[PATCH 5/5] drm/amd/sched: signal and free remaining fences in amd_sched_entity_fini

Mon Oct 9 12:58:02 UTC 2017

On 09.10.2017 14:33, Christian König wrote:
> Am 09.10.2017 um 13:27 schrieb Nicolai Hähnle:
>> On 09.10.2017 13:12, Christian König wrote:
>>>>
>>>>> Nicolai, how hard would it be to handle ENODEV as failure for all 
>>>>> currently existing contexts?
>>>>
>>>> Impossible? "All currently existing contexts" is not a well-defined 
>>>> concept when multiple drivers co-exist in the same process.
>>>
>>> Ok, let me refine the question: I assume there are resources "shared" 
>>> between contexts like binary shader code for example which needs to 
>>> be reuploaded when VRAM is lost.
>>>
>>> How hard would it be to handle that correctly?
>>
>> Okay, that makes more sense :)
>>
>> With the current interface it's still pretty difficult, but if we 
>> could get a new per-device query ioctl which returns a "VRAM loss 
>> counter", it would be reasonably straight-forward.
> 
> The problem with the VRAM lost counter is that this isn't save either. 
> E.g. you could have an application which uploads shaders, a GPU reset 
> happens and VRAM is lost and then the application creates a new context 
> and makes submission with broken shader binaries.

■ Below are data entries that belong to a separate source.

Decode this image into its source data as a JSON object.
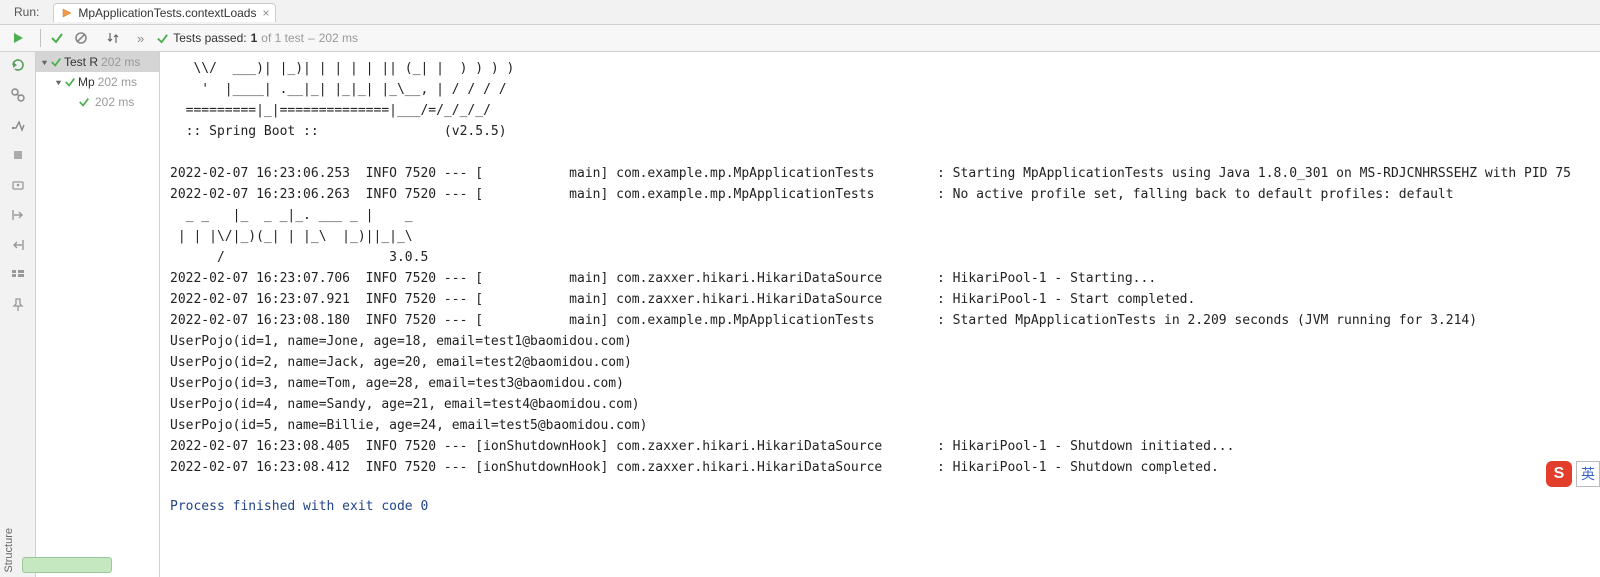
{
  "topbar": {
    "run_label": "Run:",
    "tab": {
      "label": "MpApplicationTests.contextLoads"
    }
  },
  "toolbar": {
    "status_prefix": "Tests passed:",
    "status_count": "1",
    "status_total": "of 1 test",
    "status_sep": "–",
    "status_time": "202 ms"
  },
  "tree": {
    "items": [
      {
        "name": "Test R",
        "time": "202 ms",
        "depth": 0,
        "chev": true,
        "selected": true
      },
      {
        "name": "Mp",
        "time": "202 ms",
        "depth": 1,
        "chev": true,
        "selected": false
      },
      {
        "name": "",
        "time": "202 ms",
        "depth": 2,
        "chev": false,
        "selected": false
      }
    ]
  },
  "ime": {
    "badge": "S",
    "lang": "英"
  },
  "exit_text": "Process finished with exit code 0",
  "console_lines": [
    "   \\\\/  ___)| |_)| | | | | || (_| |  ) ) ) )",
    "    '  |____| .__|_| |_|_| |_\\__, | / / / /",
    "  =========|_|==============|___/=/_/_/_/",
    "  :: Spring Boot ::                (v2.5.5)",
    "",
    "2022-02-07 16:23:06.253  INFO 7520 --- [           main] com.example.mp.MpApplicationTests        : Starting MpApplicationTests using Java 1.8.0_301 on MS-RDJCNHRSSEHZ with PID 75",
    "2022-02-07 16:23:06.263  INFO 7520 --- [           main] com.example.mp.MpApplicationTests        : No active profile set, falling back to default profiles: default",
    "  _ _   |_  _ _|_. ___ _ |    _",
    " | | |\\/|_)(_| | |_\\  |_)||_|_\\",
    "      /                     3.0.5",
    "2022-02-07 16:23:07.706  INFO 7520 --- [           main] com.zaxxer.hikari.HikariDataSource       : HikariPool-1 - Starting...",
    "2022-02-07 16:23:07.921  INFO 7520 --- [           main] com.zaxxer.hikari.HikariDataSource       : HikariPool-1 - Start completed.",
    "2022-02-07 16:23:08.180  INFO 7520 --- [           main] com.example.mp.MpApplicationTests        : Started MpApplicationTests in 2.209 seconds (JVM running for 3.214)",
    "UserPojo(id=1, name=Jone, age=18, email=test1@baomidou.com)",
    "UserPojo(id=2, name=Jack, age=20, email=test2@baomidou.com)",
    "UserPojo(id=3, name=Tom, age=28, email=test3@baomidou.com)",
    "UserPojo(id=4, name=Sandy, age=21, email=test4@baomidou.com)",
    "UserPojo(id=5, name=Billie, age=24, email=test5@baomidou.com)",
    "2022-02-07 16:23:08.405  INFO 7520 --- [ionShutdownHook] com.zaxxer.hikari.HikariDataSource       : HikariPool-1 - Shutdown initiated...",
    "2022-02-07 16:23:08.412  INFO 7520 --- [ionShutdownHook] com.zaxxer.hikari.HikariDataSource       : HikariPool-1 - Shutdown completed."
  ]
}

Hmm. Here's how I imagined we'd be using a VRAM lost counter:

int si_shader_binary_upload(...)
{
    ...
    shader->bo_vram_lost_counter = sscreen->vram_lost_counter;
    shader->bo = pipe_buffer_create(...);
    ptr = sscreen->b.ws->buffer_map(shader->bo->buf, ...);
    ... copies ...
    sscreen->b.ws->buffer_unmap(shader->bo->buf);
}

int si_shader_select(...)
{
    ...
    r = si_shader_select_with_key(ctx->sscreen, state, ...);
    if (r) return r;

    if (state->current->bo_vram_lost_counter !=
        ctx->sscreen->vram_lost_counter) {
       ... re-upload sequence ...
    }
}

(Not shown: logic that compares ctx->vram_lost_counter with 
sscreen->vram_lost_counter and forces a re-validation of all state 
including shaders.)

That should cover this scenario, shouldn't it?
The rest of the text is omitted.